Once this is achieved, you integrate both sides independently. If \(H(y)\) is an antiderivative of \(1/h(y)\) and \(G(x)\) is an antiderivative of \(g(x)\), then post-integration, the general solution is expressed as \(H(y) = G(x) + C\), where \(C\) is the constant of integration. In the given exercise, the strategy to rewrite the equation and separate the variables was the first essential step toward finding the solution.

Integration Techniques

Successful integration relies on recognizing which integration technique to apply to a given function. The main techniques include substitution, integration by parts, partial fractions, and trigonometric substitutions. In the provided solution, substitution is used to simplify the integral.
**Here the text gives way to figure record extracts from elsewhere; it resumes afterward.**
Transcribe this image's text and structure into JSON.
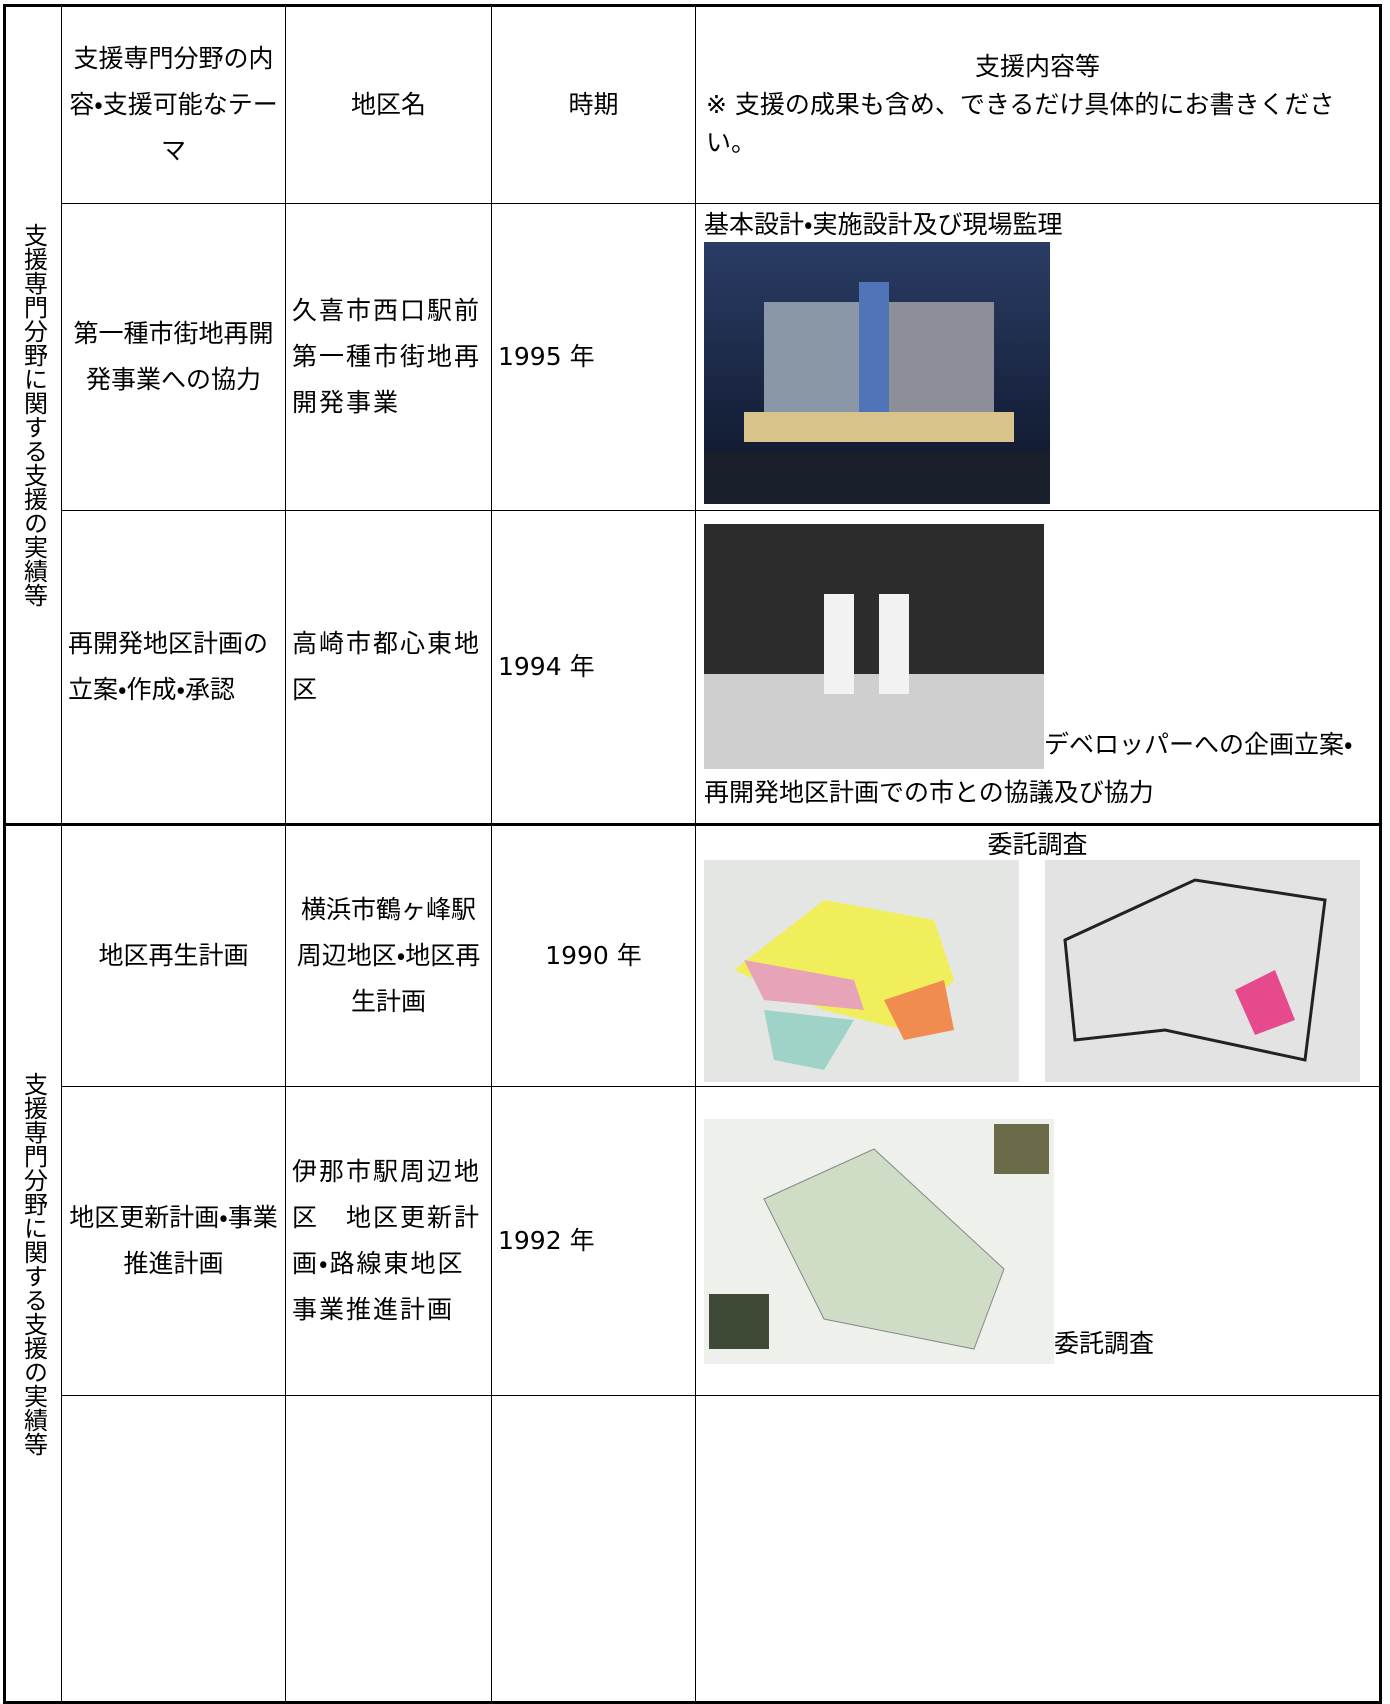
{
  "sections": [
    {
      "label": "支援専門分野に関する支援の実績等"
    },
    {
      "label": "支援専門分野に関する支援の実績等"
    }
  ],
  "table": {
    "header": [
      "支援専門分野の内容・支援可能なテーマ",
      "地区名",
      "時期",
      "支援内容等"
    ],
    "header_note": "※ 支援の成果も含め、できるだけ具体的にお書きください。",
    "rows": [
      {
        "theme": "第一種市街地再開発事業への協力",
        "district": "久喜市西口駅前第一種市街地再開発事業",
        "period": "1995 年",
        "content": "基本設計・実施設計及び現場監理"
      },
      {
        "theme": "再開発地区計画の立案・作成・承認",
        "district": "高崎市都心東地区",
        "period": "1994 年",
        "content": "デベロッパーへの企画立案・再開発地区計画での市との協議及び協力"
      },
      {
        "theme": "地区再生計画",
        "district": "横浜市鶴ヶ峰駅周辺地区・地区再生計画",
        "period": "1990 年",
        "content": "委託調査"
      },
      {
        "theme": "地区更新計画・事業推進計画",
        "district": "伊那市駅周辺地区　地区更新計画・路線東地区事業推進計画",
        "period": "1992 年",
        "content": "委託調査"
      }
    ]
  }
}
More specifically, when faced with an integral that cannot be easily computed, such as \(\int \frac{x^2}{x^2 - y^2} dx\), we can simplify the process by substituting \(u\) for \(y/x\), reducing the integral to a more manageable form. Another example is integrating \(\int \frac{dv}{1-v} dx\) after substitution, which is a standard form easily computed. The substitution technique is versatile and powerful in making seemingly complex integrals solvable.

Initial Value Problem

An initial value problem (IVP) in the context of differential equations is one where the solution is required to satisfy an additional condition at a specific point, typically where the value of the function is given. The IVP ensures that the solution to the differential equation is unique. Once the general solution is found through integration, the initial condition provides an exact value for the constant of integration \(C\).
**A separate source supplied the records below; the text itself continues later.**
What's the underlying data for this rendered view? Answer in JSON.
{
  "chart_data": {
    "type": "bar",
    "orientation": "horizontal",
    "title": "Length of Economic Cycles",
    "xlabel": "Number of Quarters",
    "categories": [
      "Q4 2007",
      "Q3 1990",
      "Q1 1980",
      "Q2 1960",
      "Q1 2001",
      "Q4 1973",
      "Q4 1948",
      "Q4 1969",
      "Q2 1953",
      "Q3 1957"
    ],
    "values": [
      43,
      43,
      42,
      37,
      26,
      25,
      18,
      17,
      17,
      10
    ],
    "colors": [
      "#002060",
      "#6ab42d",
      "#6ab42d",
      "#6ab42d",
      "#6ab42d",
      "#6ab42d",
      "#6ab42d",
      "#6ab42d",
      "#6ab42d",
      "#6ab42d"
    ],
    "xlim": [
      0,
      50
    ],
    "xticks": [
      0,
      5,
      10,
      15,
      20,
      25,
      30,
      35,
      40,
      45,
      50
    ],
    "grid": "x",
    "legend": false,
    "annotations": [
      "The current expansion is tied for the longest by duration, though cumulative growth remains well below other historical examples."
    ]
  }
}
In our exercise, the IVP is given by \(y(1)=2\), which means that when \(x=1\), \(y\) must be 2. By substituting these values into the general solution, the value of \(C\) is determined, allowing us to write the particular solution to the differential equation that conforms to the initial condition.

Implicit Differentiation

Implicit differentiation is used when dealing with equations where \(y\) cannot be explicitly solved in terms of \(x\), or it is simply cumbersome to do so. This technique involves differentiating both sides of an equation with respect to \(x\), treating \(y\) as an implicit function of \(x\). When doing so, the derivative of \(y\) with respect to \(x\), denoted as \(\frac{dy}{dx}\), will appear naturally in the process.
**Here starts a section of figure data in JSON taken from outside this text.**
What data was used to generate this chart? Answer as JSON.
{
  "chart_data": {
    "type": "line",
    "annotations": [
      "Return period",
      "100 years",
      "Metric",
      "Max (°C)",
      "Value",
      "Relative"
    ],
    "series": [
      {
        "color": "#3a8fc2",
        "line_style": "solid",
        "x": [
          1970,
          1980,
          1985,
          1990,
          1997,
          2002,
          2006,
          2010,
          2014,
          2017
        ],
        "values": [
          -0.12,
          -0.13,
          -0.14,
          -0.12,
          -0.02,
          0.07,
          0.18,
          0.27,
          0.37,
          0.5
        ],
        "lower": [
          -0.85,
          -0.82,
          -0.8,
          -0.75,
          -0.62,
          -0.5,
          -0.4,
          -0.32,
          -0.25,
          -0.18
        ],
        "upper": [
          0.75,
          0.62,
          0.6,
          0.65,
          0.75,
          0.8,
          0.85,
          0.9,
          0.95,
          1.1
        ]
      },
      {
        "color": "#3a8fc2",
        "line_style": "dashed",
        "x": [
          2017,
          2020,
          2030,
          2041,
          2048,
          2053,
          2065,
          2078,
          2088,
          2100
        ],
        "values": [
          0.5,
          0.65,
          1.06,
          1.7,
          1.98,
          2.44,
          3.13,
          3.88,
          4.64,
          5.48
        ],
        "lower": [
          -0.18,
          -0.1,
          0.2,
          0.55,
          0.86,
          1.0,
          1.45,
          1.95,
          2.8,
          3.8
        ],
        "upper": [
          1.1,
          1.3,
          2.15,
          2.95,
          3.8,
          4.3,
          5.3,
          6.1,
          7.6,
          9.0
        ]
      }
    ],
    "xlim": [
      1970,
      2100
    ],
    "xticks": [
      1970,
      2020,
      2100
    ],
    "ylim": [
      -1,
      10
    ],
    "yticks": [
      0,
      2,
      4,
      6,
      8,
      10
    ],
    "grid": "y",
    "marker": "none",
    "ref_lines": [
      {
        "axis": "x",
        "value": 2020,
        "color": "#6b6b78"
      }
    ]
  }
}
This approach is particularly useful when we want to find the rate at which \(y\) is changing with respect to \(x\) without explicitly solving for \(y\) as a function of \(x\). In the context of the exercises, implicit differentiation was a crucial step in the derivation of the final expression that conforms with the given initial condition.